The new agency is planned combine four existing HHS top-level agencies, and multiple components of another:
- The Health Resources and Services Administration was established in 1982 from merging the Health Resources Administration and the Health Services Administration, which themselves were created in 1973 at the end of the Public Health Service (PHS) reorganizations of 1966–1973 to consolidate a number of longstanding smaller divisions.
- The Substance Abuse and Mental Health Services Administration was established in 1992 from splitting the treatment functions from the National Institute of Mental Health, National Institute on Alcohol Abuse and Alcoholism, and National Institute on Drug Abuse.
- The Office of the Assistant Secretary for Health was established in 1967 as part of the 1966–1973 PHS reorganizations, when the position of the Assistant Secretary for Health was created and supplanted the surgeon general as the head of the Public Health Service agencies.
- The National Institute of Environmental Health Sciences was formed within the National Institutes of Health in 1966.
With the Centers for Disease Control and Prevention planned to narrow its focus to infectious disease, several of its components focused on chronic and non-infectious disease are expected to be transferred into AHA:

- The National Institute for Occupational Safety and Health's earliest predecessor was formed in 1914, and became NIOSH in 1971 as a result of the Occupational Safety and Health Act of 1970. It was absorbed into CDC in 1973 at the end of the 1966–1973 PHS reorganizations.

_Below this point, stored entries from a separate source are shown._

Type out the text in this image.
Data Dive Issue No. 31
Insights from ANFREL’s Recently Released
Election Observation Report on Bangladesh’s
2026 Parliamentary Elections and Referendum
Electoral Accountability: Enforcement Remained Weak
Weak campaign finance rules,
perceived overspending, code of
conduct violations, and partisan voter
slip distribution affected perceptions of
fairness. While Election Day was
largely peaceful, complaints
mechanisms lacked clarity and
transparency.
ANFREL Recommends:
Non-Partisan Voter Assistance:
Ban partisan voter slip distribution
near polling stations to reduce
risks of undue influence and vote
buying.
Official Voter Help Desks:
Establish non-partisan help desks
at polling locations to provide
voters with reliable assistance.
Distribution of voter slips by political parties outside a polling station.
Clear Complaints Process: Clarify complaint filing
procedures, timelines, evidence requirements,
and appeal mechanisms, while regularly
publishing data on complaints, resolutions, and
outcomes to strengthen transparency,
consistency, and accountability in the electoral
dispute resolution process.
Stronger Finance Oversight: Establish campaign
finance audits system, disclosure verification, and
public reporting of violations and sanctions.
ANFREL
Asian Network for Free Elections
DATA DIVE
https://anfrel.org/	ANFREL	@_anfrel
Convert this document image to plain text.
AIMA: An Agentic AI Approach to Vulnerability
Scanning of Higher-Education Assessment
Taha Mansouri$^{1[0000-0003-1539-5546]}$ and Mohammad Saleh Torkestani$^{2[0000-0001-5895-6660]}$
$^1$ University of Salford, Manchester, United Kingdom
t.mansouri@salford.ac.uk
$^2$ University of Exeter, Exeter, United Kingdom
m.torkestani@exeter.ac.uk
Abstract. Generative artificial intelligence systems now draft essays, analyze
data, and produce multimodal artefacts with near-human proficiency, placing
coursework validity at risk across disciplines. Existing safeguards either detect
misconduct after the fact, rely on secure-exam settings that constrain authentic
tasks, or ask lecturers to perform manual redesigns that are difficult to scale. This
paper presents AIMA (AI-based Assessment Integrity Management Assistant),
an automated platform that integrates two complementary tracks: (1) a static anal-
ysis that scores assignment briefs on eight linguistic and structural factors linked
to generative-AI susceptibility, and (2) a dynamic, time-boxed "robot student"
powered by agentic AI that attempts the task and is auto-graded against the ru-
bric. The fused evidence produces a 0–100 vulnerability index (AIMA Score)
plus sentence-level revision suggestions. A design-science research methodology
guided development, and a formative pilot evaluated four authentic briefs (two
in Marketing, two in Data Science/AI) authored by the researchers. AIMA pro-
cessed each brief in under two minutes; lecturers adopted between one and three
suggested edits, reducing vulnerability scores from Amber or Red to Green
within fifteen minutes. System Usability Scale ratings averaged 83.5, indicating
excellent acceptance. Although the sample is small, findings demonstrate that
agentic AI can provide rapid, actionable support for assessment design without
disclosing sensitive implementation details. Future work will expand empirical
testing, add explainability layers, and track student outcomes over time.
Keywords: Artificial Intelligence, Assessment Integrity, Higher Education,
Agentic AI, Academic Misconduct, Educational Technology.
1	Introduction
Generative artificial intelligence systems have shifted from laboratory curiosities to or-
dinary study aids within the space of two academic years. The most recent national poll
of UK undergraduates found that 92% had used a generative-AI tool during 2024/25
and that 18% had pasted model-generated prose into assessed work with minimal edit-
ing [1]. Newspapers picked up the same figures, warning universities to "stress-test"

- The National Center for Environmental Health (NCEH) and National Center for Chronic Disease Prevention and Health Promotion were two of the original centers established in 1980, when CDC first created internal centers. The National Center for Injury Prevention and Control was spun off from NCEH in 1992, and the National Center on Birth Defects and Developmental Disabilities was spun off from NCEH in 2001 due to the Children's Health Act of 2000.